Immediately prior to my 3 years at the genetics lab, I spent 2 years in grad school ostensibly doing the theoretical, CS side of computational biology, a.k.a. bioinformatics. In reality, I was just spinning my wheels in grad school in a constant state of cluelessness and dependence. I felt like I got the reputation as the Garfield of the lab — someone who was best known for sleeping and eating. My time in the research lab was a different story. I came in with the attitude to do things differently than before. Fortunately, my analysis tasks were in my grasp since they were more practical, applied, feasible tasks than the problem statements in the world of computational science research.

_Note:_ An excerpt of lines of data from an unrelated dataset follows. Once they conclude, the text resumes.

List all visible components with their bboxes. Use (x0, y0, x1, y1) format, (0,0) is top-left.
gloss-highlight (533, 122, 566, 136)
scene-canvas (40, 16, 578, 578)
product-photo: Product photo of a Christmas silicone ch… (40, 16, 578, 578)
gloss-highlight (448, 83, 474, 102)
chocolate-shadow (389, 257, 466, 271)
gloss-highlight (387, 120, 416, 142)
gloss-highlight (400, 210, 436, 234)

I told myself that I would work a solid 8 hrs / day, and if I didn’t know something, I’d find out and get it done — regardless of what it is, it should be feasible, after all. I ended up surprising myself, repeatedly, in finding out that the boundaries of what I was capable of were larger than I previously realized.

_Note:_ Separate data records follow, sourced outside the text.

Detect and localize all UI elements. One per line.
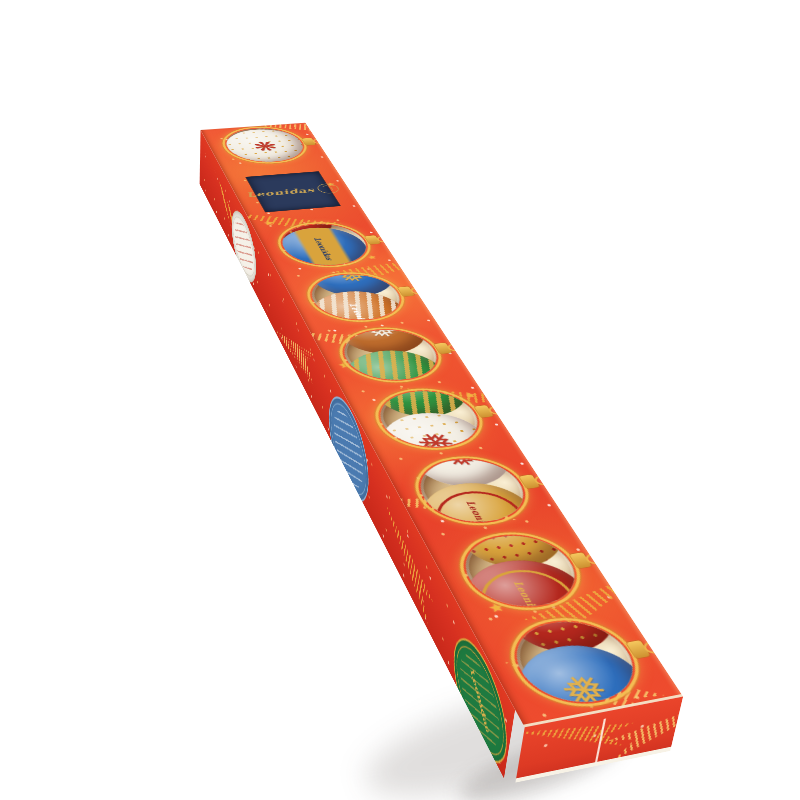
snowflake-icon: ❅ [435,454,486,472]
star-decoration: ★ [485,600,507,616]
pine-branch-decoration [523,555,672,643]
bauble-cap-ornament [626,640,650,658]
bauble-window: ❋ [219,126,312,164]
chocolate-bauble: ❅ [407,454,524,492]
bauble-window: ❅Leonidas [302,271,412,323]
swirl-pattern [463,558,592,614]
bauble-window: ❅Leonidas [407,454,539,528]
chocolate-bauble: Leonidas [407,477,539,529]
leonidas-bauble-box: Leonidas ★ ★ ★ ★ ★ ★ Leonidas [201,123,684,727]
chocolate-bauble: ❅ [500,637,652,711]
window-gold-ring [492,610,660,717]
chocolate-bauble [368,386,480,421]
starburst-icon: ❋ [248,139,283,155]
leonidas-logo-plaque: Leonidas [246,172,340,212]
pine-branch-decoration [515,721,634,746]
bauble-window: ❅ [500,614,652,711]
chocolate-bauble [333,346,449,385]
bauble-window: ❅ [368,386,492,452]
stripes-pattern [333,346,449,385]
window-cutout: ❅Leonidas [407,454,539,528]
snowflake-icon: ❅ [408,427,465,452]
window-gold-ring [443,525,599,618]
leonidas-emblem-icon [315,183,342,194]
leonidas-logo-text: Leonidas [244,186,316,199]
chocolate-bauble: Leonidas [451,553,592,614]
bauble-cap-ornament [519,475,540,489]
photo-canvas: Leonidas ★ ★ ★ ★ ★ ★ Leonidas [0,0,800,800]
window-gold-ring [400,450,546,532]
bauble-brand-label: Leonidas [512,580,547,614]
chocolate-bauble: Leonidas [302,287,412,323]
chocolate-bauble [451,529,578,574]
window-cutout: Leonidas [451,529,592,613]
bauble-brand-label: Leonidas [312,237,335,260]
chocolate-bauble [500,614,631,660]
star-decoration: ★ [262,219,276,226]
bauble-window: Leonidas [273,221,377,268]
snowflake-icon: ❅ [550,666,620,711]
bauble-cap-ornament [474,405,493,418]
stripes-pattern [368,386,480,421]
swirl-pattern [419,481,539,528]
bauble-window: ❅ [333,326,449,385]
window-cutout: ❅ [500,614,652,711]
chocolate-bauble: ❅ [368,408,491,453]
bauble-cap-ornament [569,552,591,568]
bauble-window: Leonidas [451,529,592,613]
box-flap-edge [515,747,671,783]
bauble-brand-label: Leonidas [464,500,496,528]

With both recent experiences to drawn on, I offered my opinion to my coworkers in the lab knowing that I have some insight into the question. But saying that someone needs to be resourceful in what they do, or determined to work hard, doesn’t give an easy quick-fix solution to follow, so it probably wasn’t as satisfying to hear. But I felt that the difference was indeed a sort of mentality more than a particular skill. And it was a mentality that was necessary not just for programming or doing sysadmin work, but for research itself. In a sense, the idea is the same, whether you are looking at natural phenomenon in science research or troubleshooting software/hardware. There is some system with a set of understood principles at work, and we have to isolate the variables — whether interpreting results/diagnosing experimental design, or determining bottlenecks/isolating network chain breakages/locating a programming error.

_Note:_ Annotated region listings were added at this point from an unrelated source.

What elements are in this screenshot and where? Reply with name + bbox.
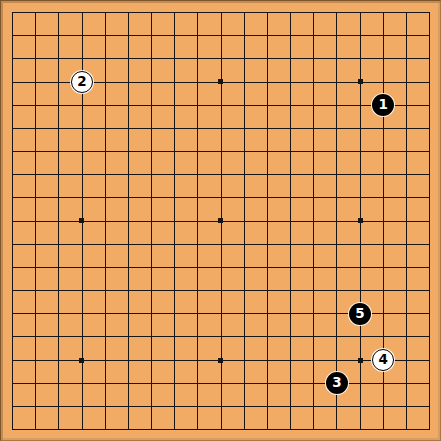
star-point-cell <box>70 348 93 371</box>
star-point <box>79 358 84 363</box>
star-point <box>218 218 223 223</box>
stone-cell-P3: 3 <box>325 372 348 395</box>
star-point-cell <box>348 70 371 93</box>
stone-cell-R15: 1 <box>372 94 395 117</box>
stone-black-5: 5 <box>349 303 371 325</box>
star-point <box>218 358 223 363</box>
star-point <box>218 79 223 84</box>
star-point <box>358 79 363 84</box>
stone-black-3: 3 <box>326 372 348 394</box>
star-point-cell <box>348 209 371 232</box>
stone-white-4: 4 <box>372 349 394 371</box>
star-point <box>358 218 363 223</box>
stone-cell-R4: 4 <box>372 348 395 371</box>
stone-number-label: 3 <box>332 376 341 390</box>
star-point <box>358 358 363 363</box>
star-point-cell <box>348 348 371 371</box>
stone-number-label: 1 <box>378 98 387 112</box>
stone-cell-D16: 2 <box>70 70 93 93</box>
stone-black-1: 1 <box>372 94 394 116</box>
stone-white-2: 2 <box>71 71 93 93</box>
star-point-cell <box>70 209 93 232</box>
board-grid: 12345 <box>1 1 441 441</box>
go-board: 12345 <box>0 0 441 441</box>
stone-number-label: 2 <box>77 75 86 89</box>
stone-cell-Q6: 5 <box>348 302 371 325</box>
stone-number-label: 4 <box>378 353 387 367</box>
star-point-cell <box>209 348 232 371</box>
stone-number-label: 5 <box>355 307 364 321</box>
star-point <box>79 218 84 223</box>
star-point-cell <box>209 70 232 93</box>
star-point-cell <box>209 209 232 232</box>
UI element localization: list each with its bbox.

I read a couple of articles today that speak to those same thoughts that I had. On the topic of being resourceful, Paul Graham’s latest essay, A Word to the Resourceful, succinctly exemplifies the core idea I was trying to get across. One key point from that is,
The unsuccessful founders weren’t stupid. Intellectually they were as capable as the successful founders of following all the implications of what one said to them. They just weren’t eager to.
So being hard to talk to was not what was killing the unsuccessful startups. It was a sign of an underlying lack of resourcefulness. That’s what was killing them.
Unlike many other lines of work, programming does not require you to memorize a million things, or repeatedly do the same thing over and over again; instead, programming requires intense self motivation and determination.
Even the best programmers typically have no idea what they’re doing when they start a new project. If I could summarize one thing I do more than anything else as a programmer, it would be research. Programmers must know how to lookup information, and how to process and use that information in a useful manner.
These writings hit upon a general truth of productivity, and I was especially happy about the PG essay. That essay describes well that hard-to-pin-down quality that is yet so real and so important, and even more satisfyingly than the previous essay about schlepping. I’d think that sending the PG essay to the friends that need to read it most might make a difference, but I’m not sure if they would think through what I say enough to get the message. It’s almost the same as the conundrum that PG ends with on the topic of the least successful startups,
But the most immediate evidence I had that something was amiss was that I couldn’t talk to them.